Whether it’s a prang or a serious road traffic collision, car accidents occur every day. In the hope that you’ll never need this information, here are some tips from motoring expert Charlotte Blight on what to do after a car accident.
- Whether it’s traffic, buildings, street furniture, people or animals involved, you must stop, as it is an offense to drive away. Stay calm. This is not the time to scream and shout.
- If anybody involved leaves the scene, there are injuries, or the aftermath poses a risk to road users, phone the police and ambulance services immediately on 999 or 112.
- Switch off all engines. Alert oncoming traffic, and use the hazard lights.
- Don’t admit fault. Apportioning blame after a car accident is for others to decide, given the full set of circumstances.
- Telephone the emergency services on 999 or 112.
- If you hit a horse, cattle, ass, mule, sheep, pig, goat or dog you must report the incident within 24 hours. Reporting any other animal is at your discretion, but you must make sure it’s not injured or suffering.
- Use your mobile or a camera for photos. Take notes about what you remember seeing, plus registration numbers and weather conditions, and make sketches while your mind is fresh following the car accident.
- If there are any good citizens left, they’ll provide their details as witnesses. You may have to ask, though.
- Take the details of the other people involved in the car accident – it’s a legal requirement for all those involved to provide names and current addresses, along with insurance details.
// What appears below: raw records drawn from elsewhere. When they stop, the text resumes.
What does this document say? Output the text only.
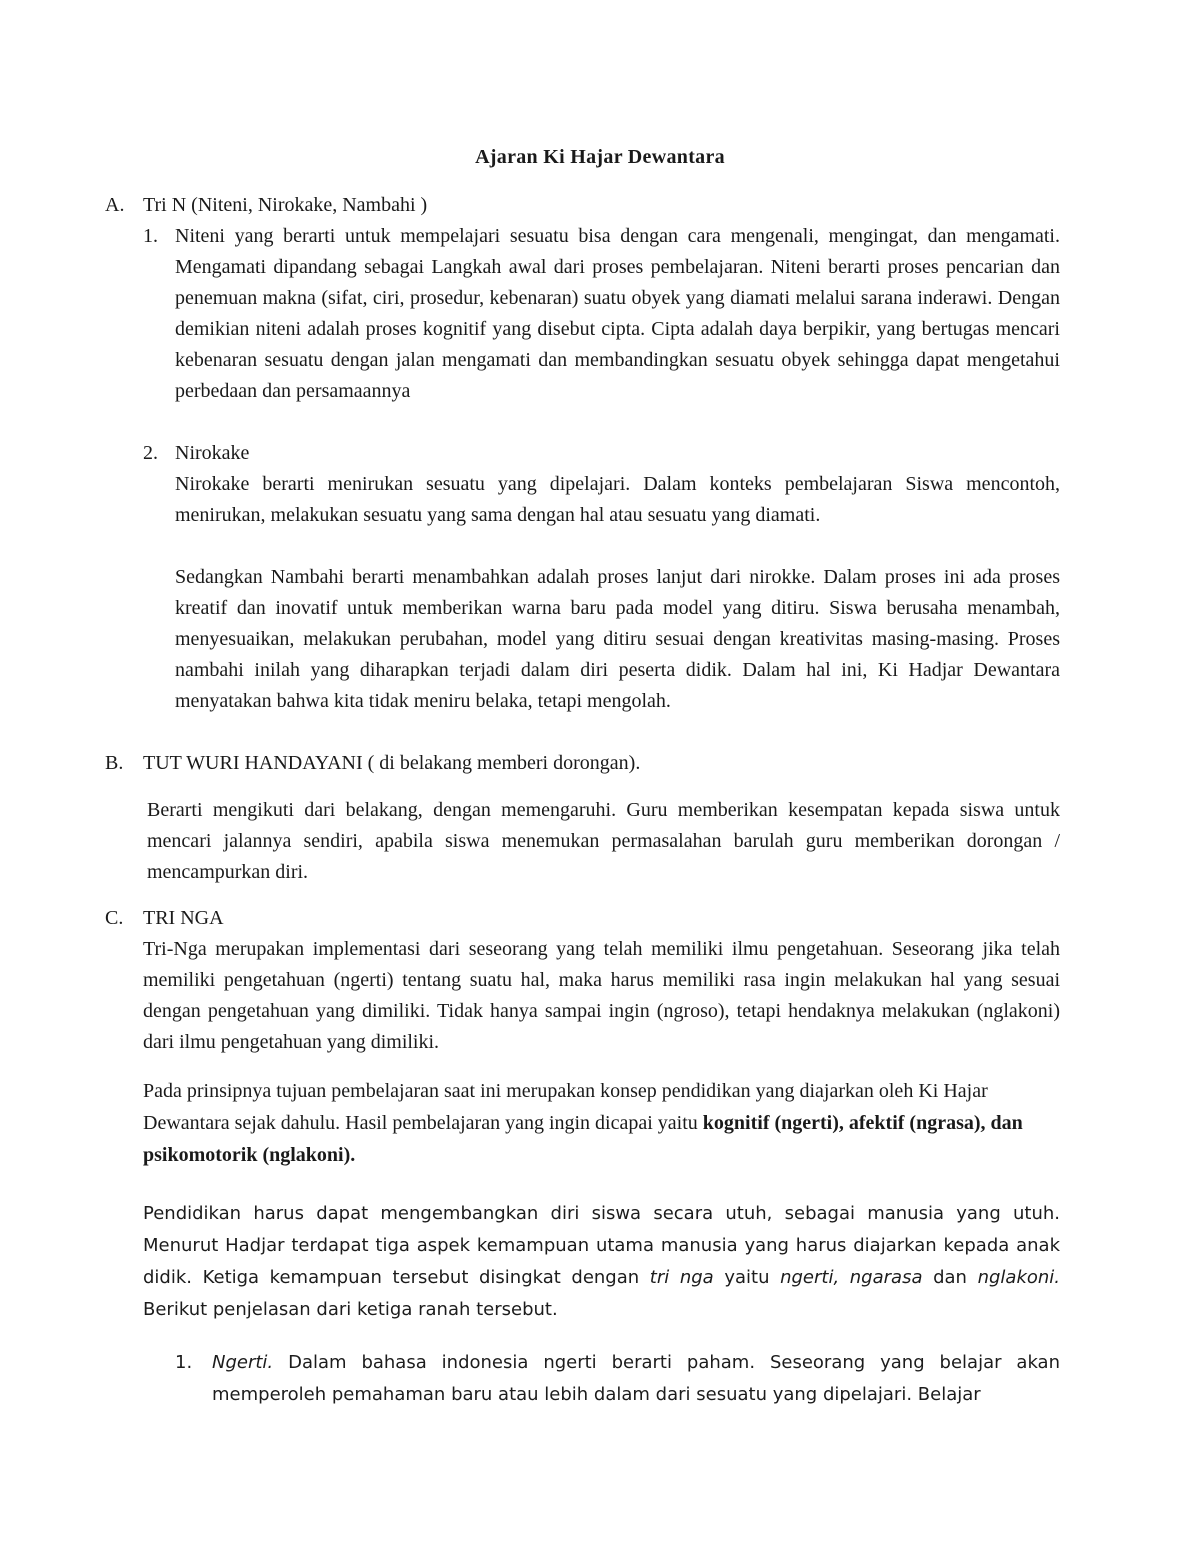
Ajaran Ki Hajar Dewantara
A. Tri N (Niteni, Nirokake, Nambahi )
1. Niteni yang berarti untuk mempelajari sesuatu bisa dengan cara mengenali, mengingat, dan mengamati. Mengamati dipandang sebagai Langkah awal dari proses pembelajaran. Niteni berarti proses pencarian dan penemuan makna (sifat, ciri, prosedur, kebenaran) suatu obyek yang diamati melalui sarana inderawi. Dengan demikian niteni adalah proses kognitif yang disebut cipta. Cipta adalah daya berpikir, yang bertugas mencari kebenaran sesuatu dengan jalan mengamati dan membandingkan sesuatu obyek sehingga dapat mengetahui perbedaan dan persamaannya
2. Nirokake
Nirokake berarti menirukan sesuatu yang dipelajari. Dalam konteks pembelajaran Siswa mencontoh, menirukan, melakukan sesuatu yang sama dengan hal atau sesuatu yang diamati.
Sedangkan Nambahi berarti menambahkan adalah proses lanjut dari nirokke. Dalam proses ini ada proses kreatif dan inovatif untuk memberikan warna baru pada model yang ditiru. Siswa berusaha menambah, menyesuaikan, melakukan perubahan, model yang ditiru sesuai dengan kreativitas masing-masing. Proses nambahi inilah yang diharapkan terjadi dalam diri peserta didik. Dalam hal ini, Ki Hadjar Dewantara menyatakan bahwa kita tidak meniru belaka, tetapi mengolah.
B. TUT WURI HANDAYANI ( di belakang memberi dorongan).
Berarti mengikuti dari belakang, dengan memengaruhi. Guru memberikan kesempatan kepada siswa untuk mencari jalannya sendiri, apabila siswa menemukan permasalahan barulah guru memberikan dorongan / mencampurkan diri.
C. TRI NGA
Tri-Nga merupakan implementasi dari seseorang yang telah memiliki ilmu pengetahuan. Seseorang jika telah memiliki pengetahuan (ngerti) tentang suatu hal, maka harus memiliki rasa ingin melakukan hal yang sesuai dengan pengetahuan yang dimiliki. Tidak hanya sampai ingin (ngroso), tetapi hendaknya melakukan (nglakoni) dari ilmu pengetahuan yang dimiliki.
Pada prinsipnya tujuan pembelajaran saat ini merupakan konsep pendidikan yang diajarkan oleh Ki Hajar Dewantara sejak dahulu. Hasil pembelajaran yang ingin dicapai yaitu kognitif (ngerti), afektif (ngrasa), dan psikomotorik (nglakoni).
Pendidikan harus dapat mengembangkan diri siswa secara utuh, sebagai manusia yang utuh. Menurut Hadjar terdapat tiga aspek kemampuan utama manusia yang harus diajarkan kepada anak didik. Ketiga kemampuan tersebut disingkat dengan tri nga yaitu ngerti, ngarasa dan nglakoni. Berikut penjelasan dari ketiga ranah tersebut.
1. Ngerti. Dalam bahasa indonesia ngerti berarti paham. Seseorang yang belajar akan memperoleh pemahaman baru atau lebih dalam dari sesuatu yang dipelajari. Belajar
- Having noted the positions of the vehicles and written down details from witnesses, clear the vehicles out of the way to minimise obstruction to traffic and risk of further collision
Tell your insurer as soon as possible, whether you intend to make a claim or not, so it’s ready for the other party’s contact.
If you do not exchange details at the scene, you must report your car accident at a police station or to a police constable as soon as you can, and in any case within 24 hours – in person. You'll need to produce your certificate of insurance. If you don't have it with you, take it to the police station you nominate when you report the event.
A quirky yet extremely useful piece of advice: put a piece of tailor’s chalk (it’s more resilient than standard chalk) in your glovebox. Should the need arise, use it to mark out the positions of the vehicles on the road.
Many franchised dealers offer accident assistance – make sure you have the number in the car, and make contact as soon as it’s feasible to do so.